One more thing to mention, inter-service communication can take place in the same service, the same company, or across the internet between two completely unknown entities.
Sharing datastores
The very first approach that I am going to mention is the approach almost everyone is familiar with, is the easiest to implement, and is the worst possible approach.
It’s super easy for two services to share data via some datastore (SQL/NoSQL/whatever), and tempting, the datastore typically handles the concurrency issues for free, the data is stored and retrieved in a well understood manner (the data types), and most programming languages have strong support for a lot of the popular databases.
It’s a no-brainer you might think. But, there are important issues that negate the value of shared datastores. First and foremost, ownership. If a producing service wants to change the data that is inserted into the table or the schema, or even the nature of the datastore, there needs to be a discussion with every reading service on that change. This is a trap! The more the service grows, the higher the coupling, the worse the performance, the harder to re-architect.
File transfer
This next approach isn’t intuitive, but is still prevalent, especially between financial institutions, and software providers.
Data is collated and written to a single file, that is made available for other services to consume. It’s fairly easy to share the file, with a number of possible protocols, all supported by most programming languages, available to do the task (eg. (S)FTP, HTTP(S), SCP, and so on).
The advantage of this approach is that it allows a large amount of data to be transferred between services easily, and in some cases is the only way (think images for example, or various Linux distribution iso). It’s very common amongst financial institutions to provide files that describe daily reconciliation information (Daily activity and Daily Dispute files), but this is a legacy issue rather than an artefact of the data to be shared.
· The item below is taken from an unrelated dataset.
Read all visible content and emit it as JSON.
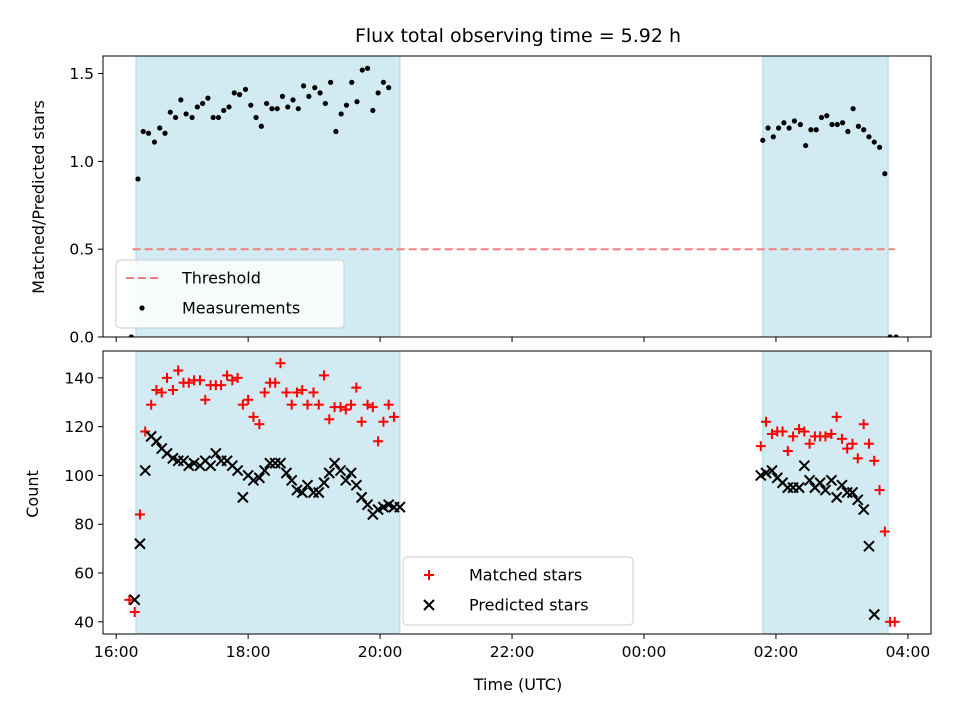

The biggest disadvantage here is communication, how does the producing service indicate that the file is ready for transfer, or has been finished being written to. Further, how do services communicate errors (eg. permissions issues, network issues, or even that the wrong file has been provided). Corruption and transfer issues exist, which require mitigation strategies (checksums usually).
Also there still needs to be agreement on the layout of the file and the filetype, but it’s perfectly acceptable for the producer to change those, as long as they are clearly communicated.
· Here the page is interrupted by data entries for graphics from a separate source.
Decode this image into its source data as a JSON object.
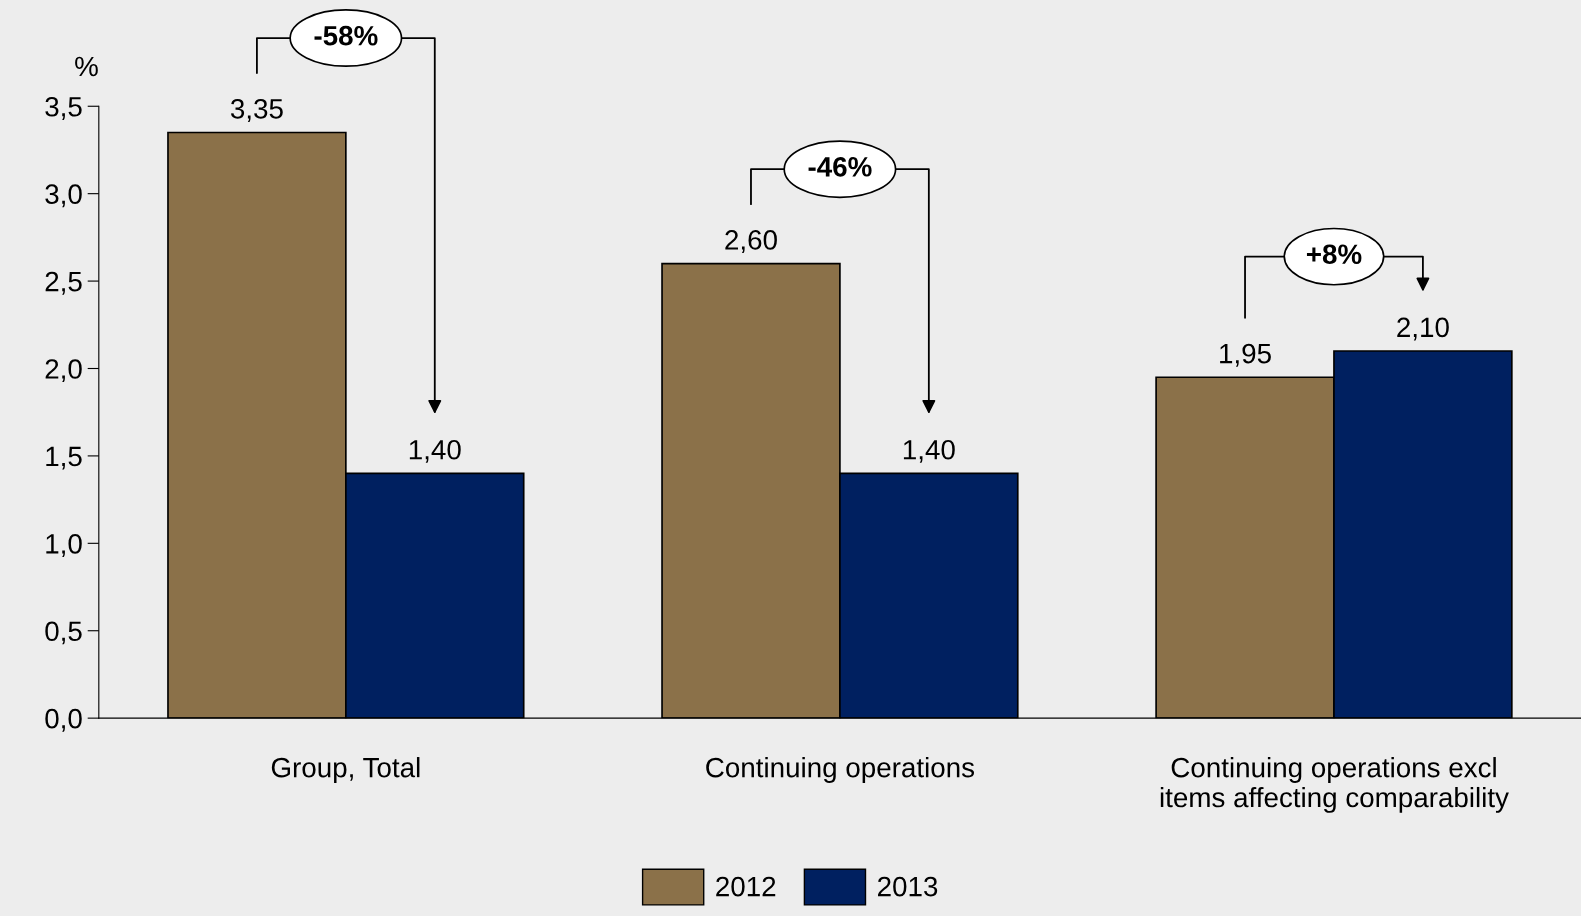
{
  "chart_data": {
    "type": "bar",
    "ylabel": "%",
    "categories": [
      "Group, Total",
      "Continuing operations",
      "Continuing operations excl\nitems affecting comparability"
    ],
    "series": [
      {
        "name": "2012",
        "color": "#8b7149",
        "values": [
          3.35,
          2.6,
          1.95
        ],
        "value_labels": [
          "3,35",
          "2,60",
          "1,95"
        ]
      },
      {
        "name": "2013",
        "color": "#002060",
        "values": [
          1.4,
          1.4,
          2.1
        ],
        "value_labels": [
          "1,40",
          "1,40",
          "2,10"
        ]
      }
    ],
    "ylim": [
      0,
      3.5
    ],
    "yticks": [
      {
        "value": 0,
        "label": "0,0"
      },
      {
        "value": 0.5,
        "label": "0,5"
      },
      {
        "value": 1.0,
        "label": "1,0"
      },
      {
        "value": 1.5,
        "label": "1,5"
      },
      {
        "value": 2.0,
        "label": "2,0"
      },
      {
        "value": 2.5,
        "label": "2,5"
      },
      {
        "value": 3.0,
        "label": "3,0"
      },
      {
        "value": 3.5,
        "label": "3,5"
      }
    ],
    "annotations": [
      "-58%",
      "-46%",
      "+8%"
    ],
    "grid": false,
    "legend": "bottom"
  }
}
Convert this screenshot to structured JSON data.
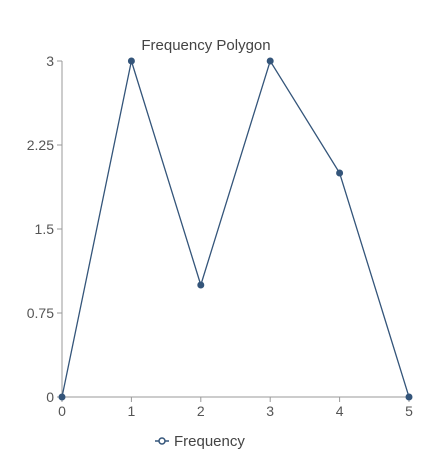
{
  "chart_data": {
    "type": "line",
    "title": "Frequency Polygon",
    "xlabel": "",
    "ylabel": "",
    "x": [
      0,
      1,
      2,
      3,
      4,
      5
    ],
    "series": [
      {
        "name": "Frequency",
        "values": [
          0,
          3,
          1,
          3,
          2,
          0
        ]
      }
    ],
    "xlim": [
      0,
      5
    ],
    "ylim": [
      0,
      3
    ],
    "x_ticks": [
      "0",
      "1",
      "2",
      "3",
      "4",
      "5"
    ],
    "y_ticks": [
      "0",
      "0.75",
      "1.5",
      "2.25",
      "3"
    ],
    "grid": false,
    "legend_position": "bottom",
    "colors": {
      "line": "#34557a",
      "axis": "#999999"
    }
  }
}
You’re going to use this approach when you have a large piece of data that cannot be cut into discrete meaningful pieces of information that can stand alone.
Remote Procedure Invocation (RPI)
Again, a very common approach, but not without its problems.
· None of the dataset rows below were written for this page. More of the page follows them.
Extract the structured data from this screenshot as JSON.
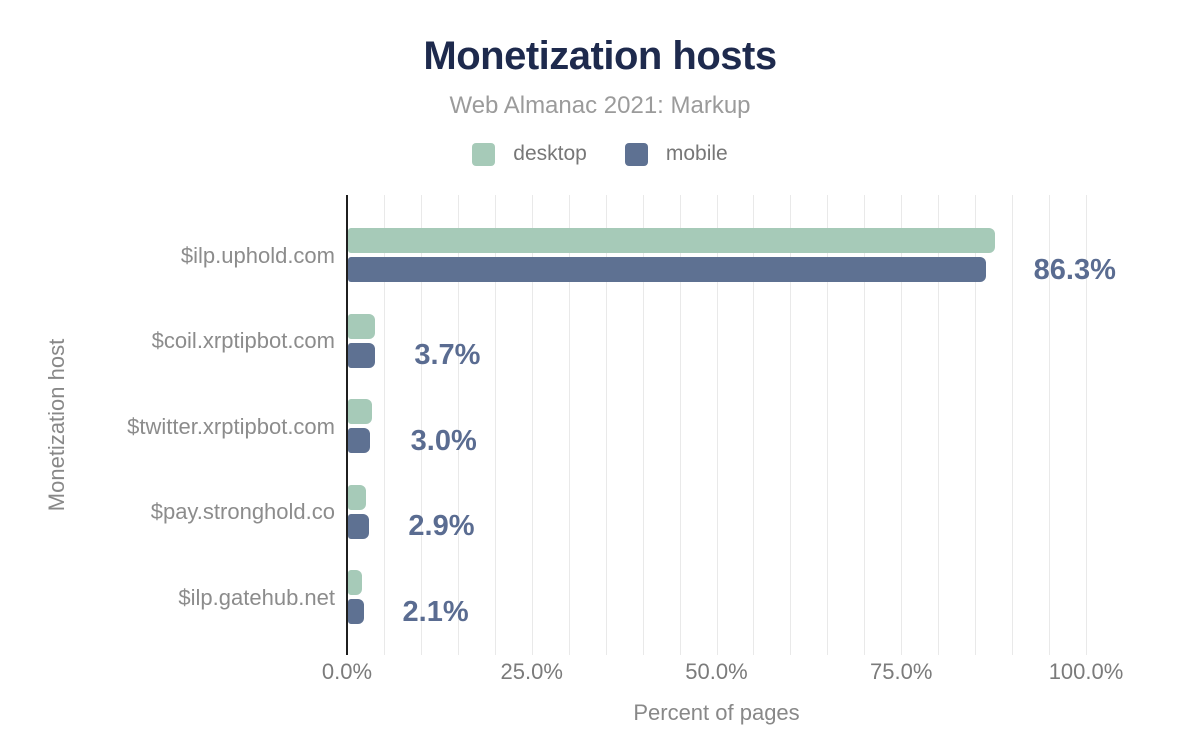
{
  "chart_data": {
    "type": "bar",
    "orientation": "horizontal",
    "title": "Monetization hosts",
    "subtitle": "Web Almanac 2021: Markup",
    "xlabel": "Percent of pages",
    "ylabel": "Monetization host",
    "categories": [
      "$ilp.uphold.com",
      "$coil.xrptipbot.com",
      "$twitter.xrptipbot.com",
      "$pay.stronghold.co",
      "$ilp.gatehub.net"
    ],
    "series": [
      {
        "name": "desktop",
        "color": "#a6cab8",
        "values": [
          87.5,
          3.6,
          3.2,
          2.5,
          1.9
        ]
      },
      {
        "name": "mobile",
        "color": "#5e7192",
        "values": [
          86.3,
          3.7,
          3.0,
          2.9,
          2.1
        ]
      }
    ],
    "value_labels": [
      "86.3%",
      "3.7%",
      "3.0%",
      "2.9%",
      "2.1%"
    ],
    "x_ticks": [
      "0.0%",
      "25.0%",
      "50.0%",
      "75.0%",
      "100.0%"
    ],
    "x_tick_values": [
      0,
      25,
      50,
      75,
      100
    ],
    "xlim": [
      0,
      105
    ],
    "grid": {
      "step": 5,
      "max": 100,
      "on": true
    },
    "legend_position": "top",
    "colors": {
      "desktop": "#a6cab8",
      "mobile": "#5e7192",
      "value_label": "#5a6c91",
      "title": "#1e2a4d",
      "subtitle": "#9b9b9b",
      "axis_text": "#7b7b7b",
      "axis_line": "#1f1f1f",
      "gridline": "#e9e9e9",
      "background": "#ffffff"
    }
  }
}
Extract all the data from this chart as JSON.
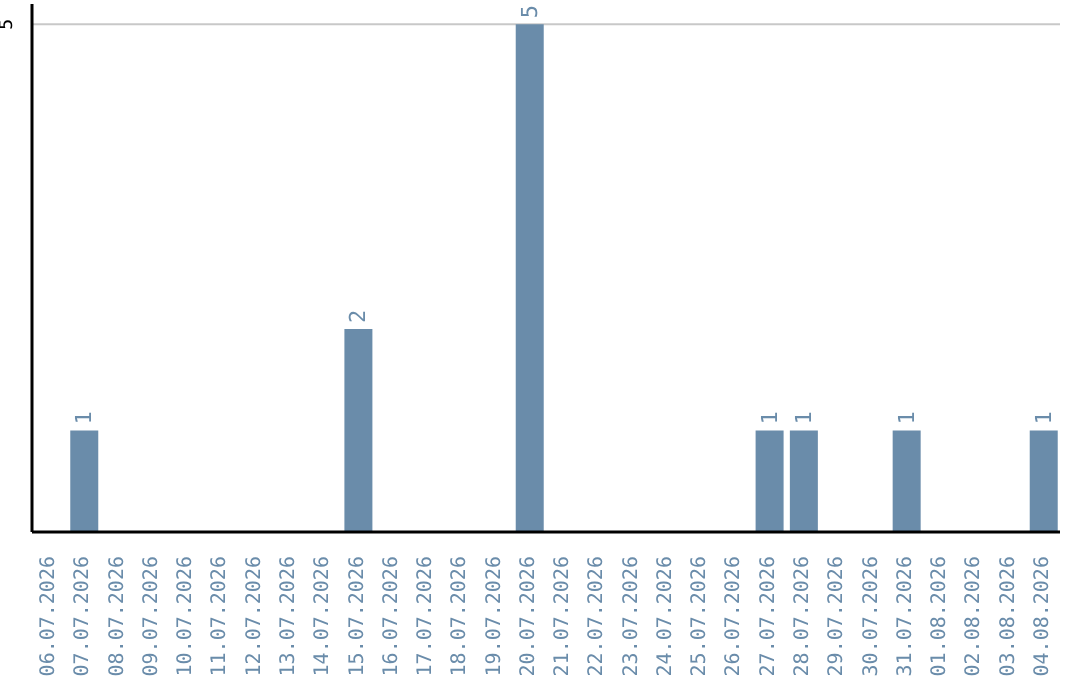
{
  "chart_data": {
    "type": "bar",
    "categories": [
      "06.07.2026",
      "07.07.2026",
      "08.07.2026",
      "09.07.2026",
      "10.07.2026",
      "11.07.2026",
      "12.07.2026",
      "13.07.2026",
      "14.07.2026",
      "15.07.2026",
      "16.07.2026",
      "17.07.2026",
      "18.07.2026",
      "19.07.2026",
      "20.07.2026",
      "21.07.2026",
      "22.07.2026",
      "23.07.2026",
      "24.07.2026",
      "25.07.2026",
      "26.07.2026",
      "27.07.2026",
      "28.07.2026",
      "29.07.2026",
      "30.07.2026",
      "31.07.2026",
      "01.08.2026",
      "02.08.2026",
      "03.08.2026",
      "04.08.2026"
    ],
    "values": [
      0,
      1,
      0,
      0,
      0,
      0,
      0,
      0,
      0,
      2,
      0,
      0,
      0,
      0,
      5,
      0,
      0,
      0,
      0,
      0,
      0,
      1,
      1,
      0,
      0,
      1,
      0,
      0,
      0,
      1
    ],
    "value_labels": [
      null,
      "1",
      null,
      null,
      null,
      null,
      null,
      null,
      null,
      "2",
      null,
      null,
      null,
      null,
      "5",
      null,
      null,
      null,
      null,
      null,
      null,
      "1",
      "1",
      null,
      null,
      "1",
      null,
      null,
      null,
      "1"
    ],
    "color": "#6a8caa",
    "ylim": [
      0,
      5.2
    ],
    "yticks": [
      5
    ],
    "grid": "y"
  }
}
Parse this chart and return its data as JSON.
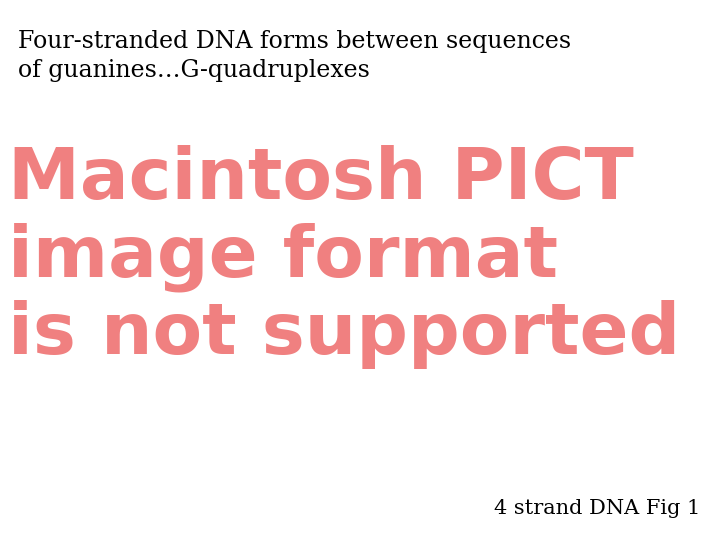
{
  "background_color": "#ffffff",
  "title_text_line1": "Four-stranded DNA forms between sequences",
  "title_text_line2": "of guanines…G-quadruplexes",
  "title_fontsize": 17,
  "title_color": "#000000",
  "title_font": "DejaVu Serif",
  "pict_line1": "Macintosh PICT",
  "pict_line2": "image format",
  "pict_line3": "is not supported",
  "pict_color": "#f08080",
  "pict_fontsize": 52,
  "pict_font": "DejaVu Sans",
  "pict_fontweight": "bold",
  "caption_text": "4 strand DNA Fig 1",
  "caption_fontsize": 15,
  "caption_color": "#000000",
  "caption_font": "DejaVu Serif"
}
When you expose a RESTful API, or a gRPC endpoint, you are providing a method for services to invoke a procedure within your service.
The interface is usually supported by most languages (especially if you expose HTTP endpoints), and is faster than file transfer, in that you are only requesting a subset of the possible information.
The biggest disadvantage of this approach is coupling. The information expected from the caller and provided by the callee is set such that when the callee wishes to change that contract it needs to provide a way for the callers to know this, or attempt to make changes backward compatible.
Further, if the call is dropped, for whatever reason, neither end is any the wiser where the problem is. The callee won’t know that its response wasn’t received by the caller, the caller won’t know that a response was even sent.
Finally, when a call is made, the caller and the callee are blocked by that call. That is, the caller has to wait for a response from the callee, and the caller is busy satisfying the call. This is, of course, mitigated by concurrent processing, but that’s only a partial fix, in that something is waiting whilst something else is busy.
Messaging
This is, by far and away, the best approach for inter service communication BUT it’s not without its drawbacks and there is no way that some carte blanche policy of “all services must use messaging to communicate” is appropriate. Even if it were, the discussion on which messaging system to use is another one where “one size fits all” is not going to work.
Message Queues create an asynchronous communication between the services. A service sends some information to a message queue, which the queue then passes onto a destination service.
The service that sends the initial piece of information to the other service, via the message queue does not know when the call will even be heard, let alone fulfilled. But, it does know that its call will be heard (as long as the messaging service doesn’t lose it…).
Generally speaking Message queue systems provide APIs that are accessible from several languages, but it’s not given that your choice of programming language will be supported by the message queue system you desire.
After reading this, it should be screamingly obvious that if you mandate one approach over all others, or one technology for a given strategy, you’re doing it wrong (quite frankly). The communication between services needs to be tailored to the use cases. There is no one size fits all. There is, instead, cases of strengths and weaknesses that need to be carefully weighed against the requirements. The same goes for the individual technologies, gRPC vs REST vs GraphQL.